Can Delaying Divorce Save Marriages, or Is It a Recipe for Disaster?
Over half of all marriages end in divorce. This phrase has gone beyond being a simple statistic. It’s gone beyond a warning for young couples entering into matrimony. It’s reached the stage where most people in the U.S. consider it a simple great truism. If you get married, you’ve got a 50-50 shot at success—not odds that most professional Vegas gamblers would take. Divorce has become such a mainstay in our society that divorce lawyers in Colorado and in other states all over the Union enjoy almost “ho-hum” status on television commercials.
There are recent studies, however, that claim that a great number of divorces in our society may in fact be preventable. The truth, these studies say, is that only a small fraction of divorce cases come out of a long period of misery, abuse, or intense unhappiness in the relationship. As such, it may be advantageous for people to experiment with delaying divorce to give the relationship a chance for reconciliation. Studies show that the earlier in the process the couple is, the more likely they are to be open to such reconciliation.
This is huge news, as those inevitably the most damaged by divorce are offspring, who suffer when parents enter child custody battles as part of the process. Indeed, child custody issues can transform a crumbling marriage from salvageable to unresolvedly bitter.

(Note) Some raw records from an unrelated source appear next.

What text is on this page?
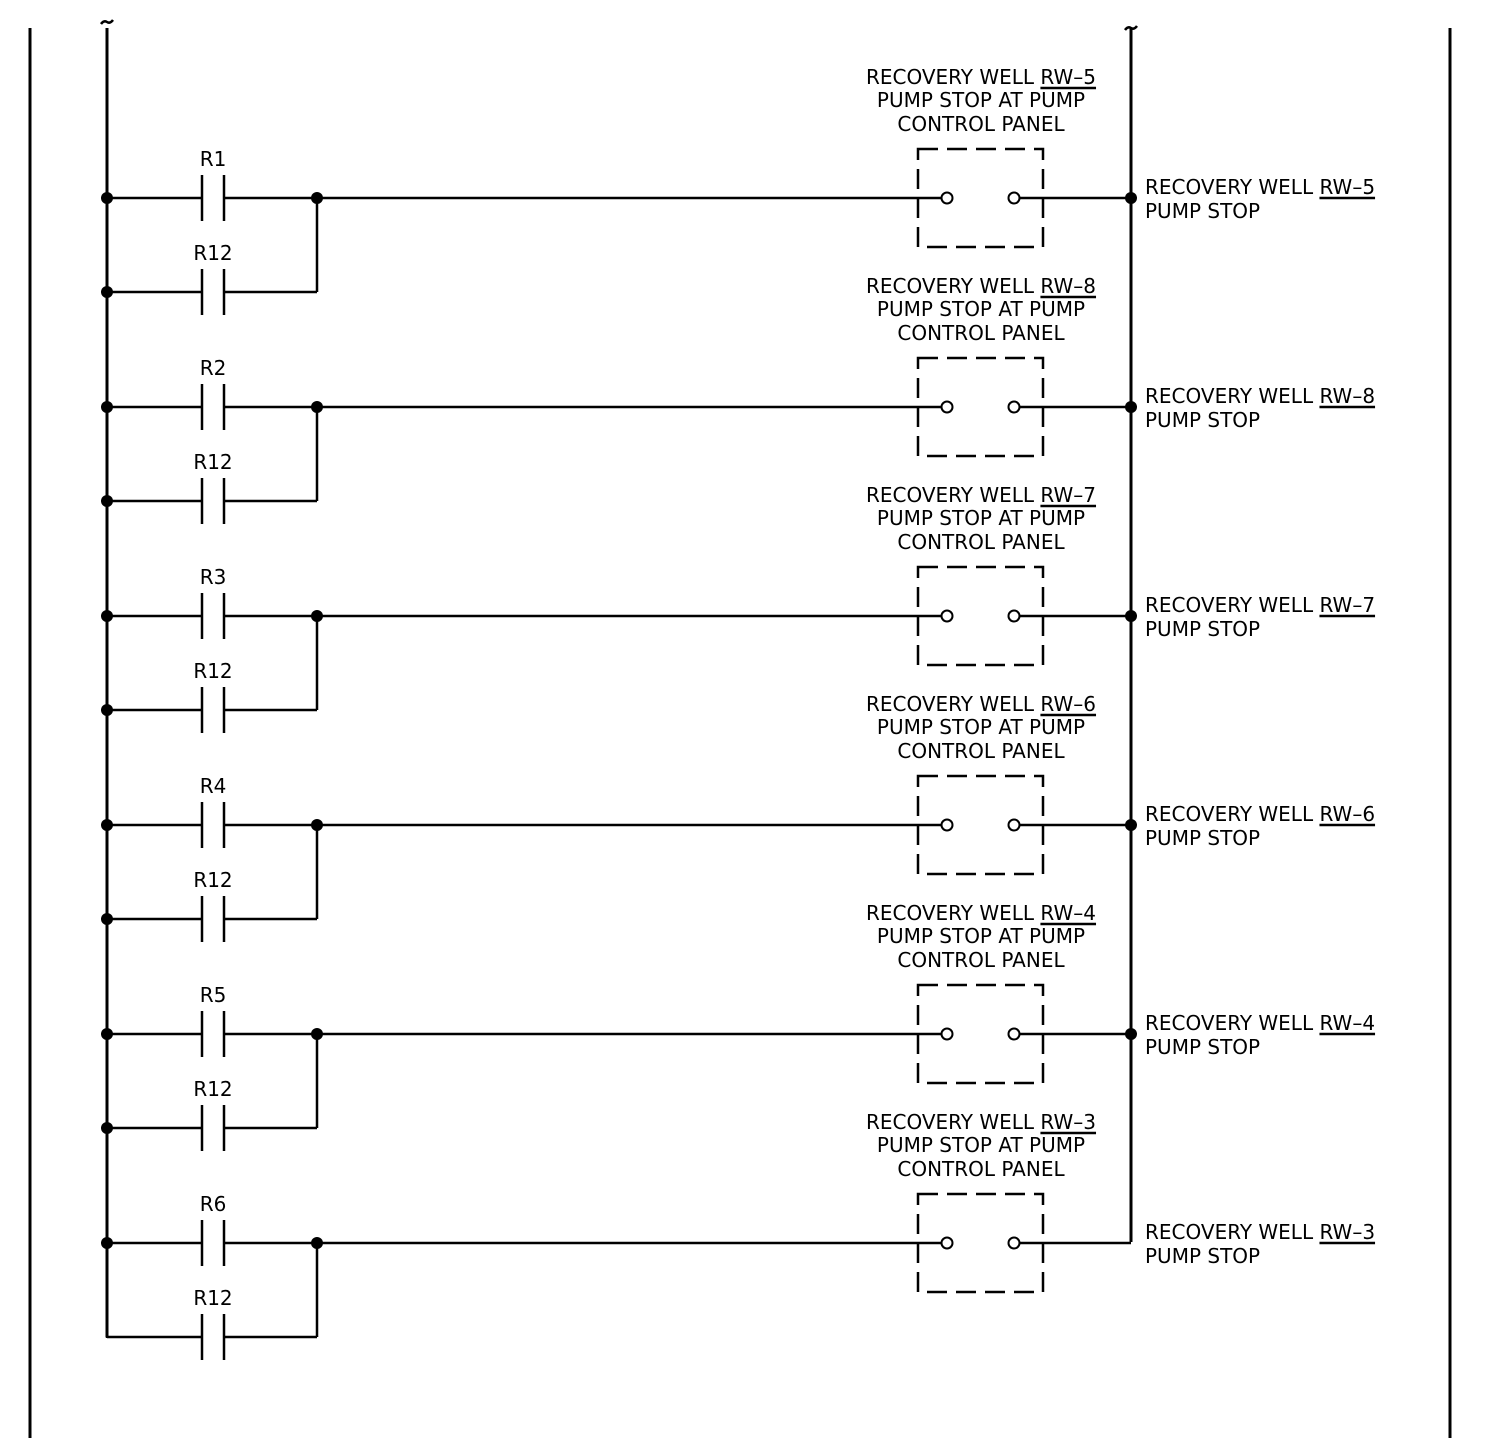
R1
R12
RECOVERY WELL RW–5
PUMP STOP AT PUMP
CONTROL PANEL
RECOVERY WELL RW–5
PUMP STOP
R2
R12
RECOVERY WELL RW–8
PUMP STOP AT PUMP
CONTROL PANEL
RECOVERY WELL RW–8
PUMP STOP
R3
R12
RECOVERY WELL RW–7
PUMP STOP AT PUMP
CONTROL PANEL
RECOVERY WELL RW–7
PUMP STOP
R4
R12
RECOVERY WELL RW–6
PUMP STOP AT PUMP
CONTROL PANEL
RECOVERY WELL RW–6
PUMP STOP
R5
R12
RECOVERY WELL RW–4
PUMP STOP AT PUMP
CONTROL PANEL
RECOVERY WELL RW–4
PUMP STOP
R6
R12
RECOVERY WELL RW–3
PUMP STOP AT PUMP
CONTROL PANEL
RECOVERY WELL RW–3
PUMP STOP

Making a slight adjustment and adding a timeframe for the allowance of reconciliation between the couple, perhaps with counselors and family law attorneys acting as mediators between the couple could make a huge difference. Some are even calling for legislation to be passed to this effect—the legislation, called the Second Chance Act, would enact a mandatory one-year waiting period between filing for divorce and the actual process, and include education about reconciliation efforts during that time.
It’s an interesting prospect but one that requires much more study.